Let’s face it: our astronauts are the best, brightest, and bravest among us. But even they struggle with the loneliness and isolation of long spaceflight. And, in a lot of ways, the seclusion they face parallels the seclusion a lot of seniors experience as they age. Increasing frailty and the loss of social and familial ties can make them feel like they’re cast out into their own little world.
But it doesn’t have to be that way — and our rocket men and women are proving it. In recent decades, engineers have created the most innovative telecommunications technologies the world has ever seen.
And what’s good enough to seamlessly stream a video chat in real-time to the International Space Station is certainly more than good enough to host a flawless virtual visit with grandma in the next town over.

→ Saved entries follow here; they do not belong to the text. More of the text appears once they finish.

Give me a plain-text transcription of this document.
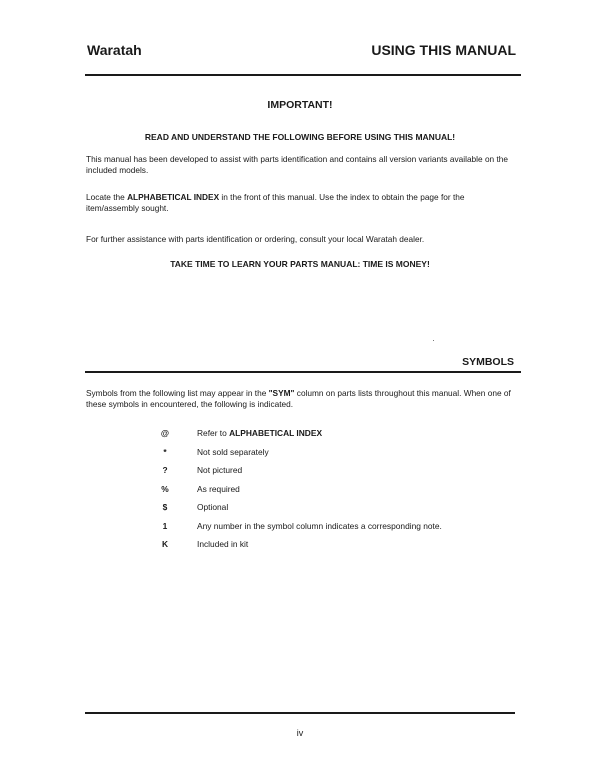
Waratah	USING THIS MANUAL
IMPORTANT!
READ AND UNDERSTAND THE FOLLOWING BEFORE USING THIS MANUAL!
This manual has been developed to assist with parts identification and contains all version variants available on the included models.
Locate the ALPHABETICAL INDEX in the front of this manual. Use the index to obtain the page for the item/assembly sought.
For further assistance with parts identification or ordering, consult your local Waratah dealer.
TAKE TIME TO LEARN YOUR PARTS MANUAL: TIME IS MONEY!
SYMBOLS
Symbols from the following list may appear in the "SYM" column on parts lists throughout this manual. When one of these symbols in encountered, the following is indicated.
@	Refer to ALPHABETICAL INDEX
*	Not sold separately
?	Not pictured
%	As required
$	Optional
1	Any number in the symbol column indicates a corresponding note.
K	Included in kit
iv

In fact, that strong social connection, even if through virtual devices, may well be the true fountain of youth. According to recent estimates, loneliness is as dangerous to physical health as smoking 15 cigarettes every day. The elderly lonely are at a nearly 20% higher risk of death from any cause than their same-age counterparts who are not lonely.
The search for the proverbial fountain of youth nearly as old as human history itself. But it may just be that we’ve been looking in the wrong place all alone. It may be that the fountain of youth isn’t on Earth, but in space.